À 71 ans, il est le troisième employeur de la cité corsaire. Avec 800 salariés et 59 M€ de CA, l’empereur des thermes marins se destinait pourtant à l’aéronautique, malgré l’exemple de ses parents, qui avait quitté leur ferme après guerre, pour racheter un hôtel à Plancoët, près de la source d’eau minérale. Ayant fait ses premières armes auprès de Louison Bobet à Quiberon, Serge Raulic n’a pas hésité un instant lorsque les Thermes furent mises en vente en 1981. Il en a fait un fleuron de la thalassothérapie nouvelle génération mais aussi de l’hôtellerie de luxe. Aujourd’hui, son groupe est le premier indépendant familial du secteur qu’il co-dirige avec sa fille, Charlotte, directrice des relations clients, son gendre Antoine, le Daf et son fils Olivier, le Dg…
Comment avez-vous eu l’idée de reprendre les Thermes Marins de Saint- Malo créés en 1963 sous l’impulsion du Docteur Heger ?
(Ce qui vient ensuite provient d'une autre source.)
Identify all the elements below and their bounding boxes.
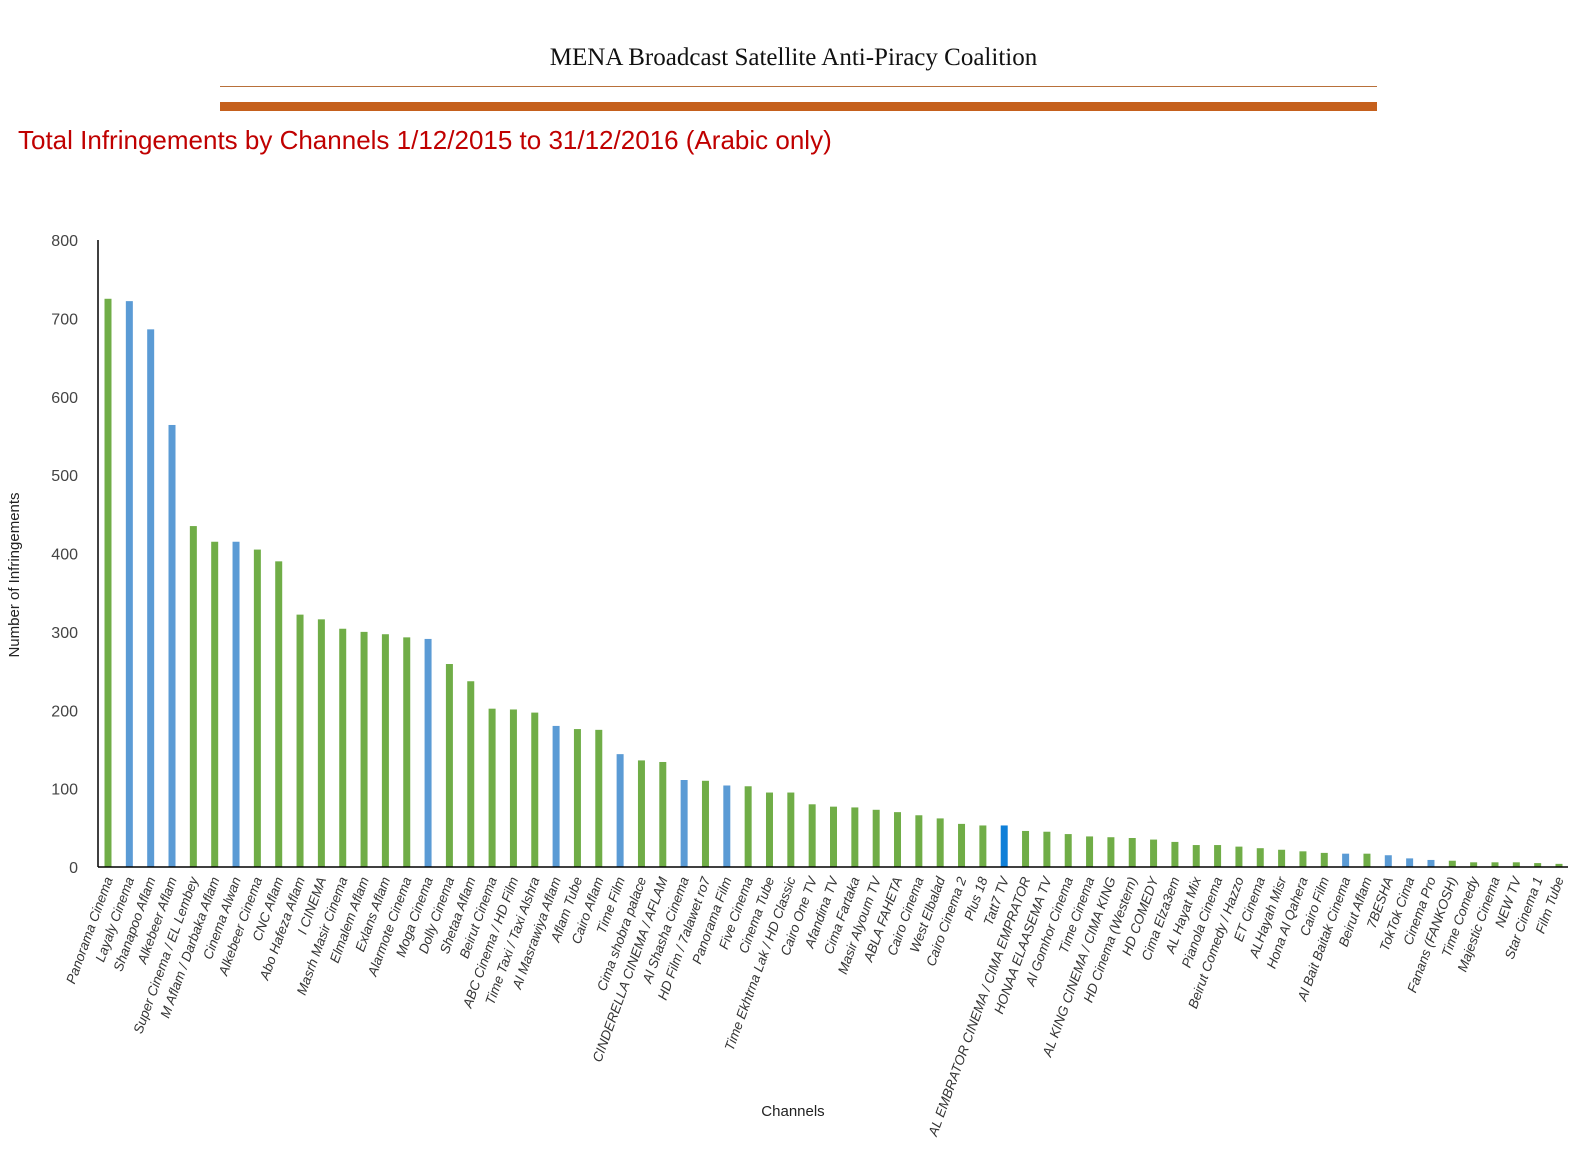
bar [1235,846,1243,867]
y-tick-label: 600 [51,390,78,407]
bar [1278,849,1286,867]
bar [339,628,347,867]
bar [147,329,155,868]
bar [637,760,645,867]
bar [168,424,176,867]
y-tick-label: 500 [51,468,78,485]
bar [1086,836,1094,867]
header-thick-rule [220,102,1377,111]
bar [1256,848,1264,867]
bar [125,301,133,867]
bar [296,614,304,867]
bar [211,541,219,867]
bar [1470,862,1478,867]
bar-series [104,298,1563,868]
bar [381,634,389,867]
y-tick-label: 400 [51,547,78,564]
bar [723,785,731,867]
bar [979,825,987,867]
bar [573,729,581,867]
bar [1043,831,1051,867]
bar [936,818,944,867]
y-axis-label: Number of Infringements [6,492,23,657]
bar [531,712,539,867]
bar [616,754,624,867]
y-tick-label: 800 [51,233,78,250]
bar [894,812,902,867]
bar [1427,859,1435,867]
bar [1406,858,1414,867]
bar [1150,839,1158,867]
bar [808,804,816,867]
y-axis-ticks: 0 100 200 300 400 500 600 700 800 [51,233,78,877]
bar [1107,837,1115,867]
bar [1064,834,1072,867]
bar [744,786,752,867]
bar [467,681,475,867]
bar [189,526,197,867]
bar [1214,845,1222,867]
bar [787,792,795,867]
bar [552,725,560,867]
bar [317,619,325,867]
x-axis-label: Channels [761,1103,824,1120]
bar [701,780,709,867]
bar [1448,860,1456,867]
bar [1299,851,1307,867]
bar [424,638,432,867]
y-tick-label: 200 [51,703,78,720]
bar [104,298,112,867]
y-tick-label: 0 [69,860,78,877]
bar [1320,852,1328,867]
page-header-title: MENA Broadcast Satellite Anti-Piracy Coa… [549,44,1038,71]
header-thin-rule [220,86,1377,87]
bar [488,708,496,867]
bar [1192,845,1200,867]
bar [1000,825,1008,867]
chart-title: Total Infringements by Channels 1/12/201… [18,125,832,155]
bar [680,780,688,867]
bar [1171,841,1179,867]
bar [1534,863,1542,867]
bar [915,815,923,867]
bar [275,561,283,867]
y-tick-label: 100 [51,782,78,799]
bar [253,549,261,867]
bar [765,792,773,867]
bar [958,823,966,867]
bar [445,664,453,867]
bar [851,807,859,867]
bar [1555,863,1563,867]
bar [1384,855,1392,867]
bar [595,729,603,867]
bar [1022,830,1030,867]
y-tick-label: 700 [51,311,78,328]
bar [403,637,411,867]
bar [1491,862,1499,867]
bar [872,809,880,867]
bar [659,761,667,867]
bar [1342,853,1350,867]
bar [232,541,240,867]
bar [1512,862,1520,867]
bar [509,709,517,867]
bar [1363,853,1371,867]
y-tick-label: 300 [51,625,78,642]
bar [830,806,837,867]
bar [360,631,368,868]
bar [1128,838,1136,867]
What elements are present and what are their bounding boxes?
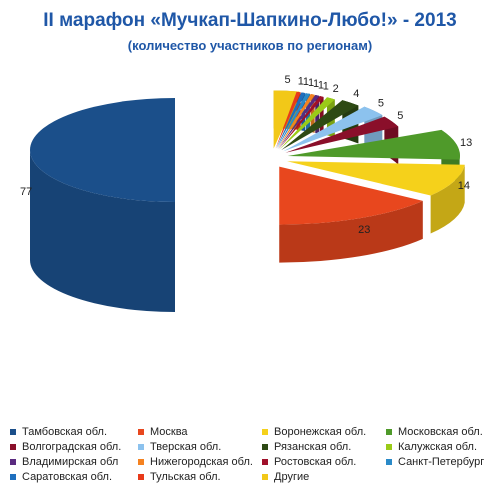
data-label-9: 1 (313, 78, 319, 90)
chart-title: II марафон «Мучкап-Шапкино-Любо!» - 2013 (43, 10, 457, 31)
legend-swatch-6 (262, 444, 268, 450)
legend-label-2: Воронежская обл. (274, 426, 367, 438)
legend-item-14: Другие (262, 471, 386, 483)
legend-swatch-13 (138, 474, 144, 480)
data-label-10: 1 (323, 81, 329, 93)
legend-item-4: Волгоградская обл. (10, 441, 138, 453)
legend-item-11: Санкт-Петербург (386, 456, 498, 468)
legend-label-1: Москва (150, 426, 188, 438)
pie-slice-1 (279, 166, 423, 263)
legend-item-7: Калужская обл. (386, 441, 498, 453)
legend-swatch-4 (10, 444, 16, 450)
legend-item-13: Тульская обл. (138, 471, 262, 483)
legend-label-12: Саратовская обл. (22, 471, 113, 483)
legend-label-3: Московская обл. (398, 426, 483, 438)
legend-item-8: Владимирская обл (10, 456, 138, 468)
legend-item-3: Московская обл. (386, 426, 498, 438)
data-label-4: 5 (397, 110, 403, 122)
data-label-1: 23 (358, 224, 370, 236)
legend-item-2: Воронежская обл. (262, 426, 386, 438)
legend-label-8: Владимирская обл (22, 456, 119, 468)
pie-slice-0 (30, 98, 175, 312)
legend-label-6: Рязанская обл. (274, 441, 352, 453)
legend-swatch-10 (262, 459, 268, 465)
legend-item-1: Москва (138, 426, 262, 438)
legend-label-9: Нижегородская обл. (150, 456, 253, 468)
legend-label-14: Другие (274, 471, 310, 483)
legend-item-9: Нижегородская обл. (138, 456, 262, 468)
pie-slice-2 (287, 161, 465, 234)
legend-item-10: Ростовская обл. (262, 456, 386, 468)
legend-swatch-14 (262, 474, 268, 480)
legend: Тамбовская обл. Москва Воронежская обл. Мос… (10, 426, 498, 483)
legend-item-5: Тверская обл. (138, 441, 262, 453)
legend-label-10: Ростовская обл. (274, 456, 357, 468)
legend-swatch-5 (138, 444, 144, 450)
data-label-7: 2 (333, 83, 339, 95)
data-label-12: 1 (303, 76, 309, 88)
legend-label-7: Калужская обл. (398, 441, 478, 453)
chart-subtitle: (количество участников по регионам) (127, 38, 373, 53)
legend-swatch-11 (386, 459, 392, 465)
legend-item-0: Тамбовская обл. (10, 426, 138, 438)
legend-swatch-7 (386, 444, 392, 450)
legend-item-12: Саратовская обл. (10, 471, 138, 483)
data-label-5: 5 (378, 97, 384, 109)
legend-label-5: Тверская обл. (150, 441, 222, 453)
data-label-8: 1 (318, 79, 324, 91)
legend-swatch-2 (262, 429, 268, 435)
legend-swatch-0 (10, 429, 16, 435)
legend-swatch-1 (138, 429, 144, 435)
legend-label-13: Тульская обл. (150, 471, 221, 483)
legend-swatch-12 (10, 474, 16, 480)
data-label-14: 5 (284, 74, 290, 86)
legend-swatch-3 (386, 429, 392, 435)
legend-label-0: Тамбовская обл. (22, 426, 108, 438)
legend-swatch-8 (10, 459, 16, 465)
data-label-13: 1 (298, 75, 304, 87)
data-label-2: 14 (458, 180, 470, 192)
legend-swatch-9 (138, 459, 144, 465)
legend-label-11: Санкт-Петербург (398, 456, 485, 468)
data-label-3: 13 (460, 137, 472, 149)
data-label-11: 1 (308, 77, 314, 89)
data-label-0: 77 (20, 186, 32, 198)
data-label-6: 4 (353, 88, 359, 100)
legend-label-4: Волгоградская обл. (22, 441, 122, 453)
legend-item-6: Рязанская обл. (262, 441, 386, 453)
Serge Raulic : Le bâtiment exceptionnel des Thermes Marins, appelé à l’époque Grand Hôtel de Paramé, a connu un fabuleux destin. La belle aventure est initiée avec le lancement de la station balnéaire de Paramé et la construction du Grand Hôtel, en 1881, sur des dunes de sable. Jusqu’à la Grande Guerre, l’hôtel connaît ses plus grandes heures de gloire, recevant des hôtes de renommée internationale. Mais dans la période 1940-1945, l’hôtel devient un centre d’accueil pour les blessés avant d’être réquisitionné par les Allemands. Après la guerre, il tombe en désuétude, et est fermé près de 20 ans. C’est la fin d’une époque…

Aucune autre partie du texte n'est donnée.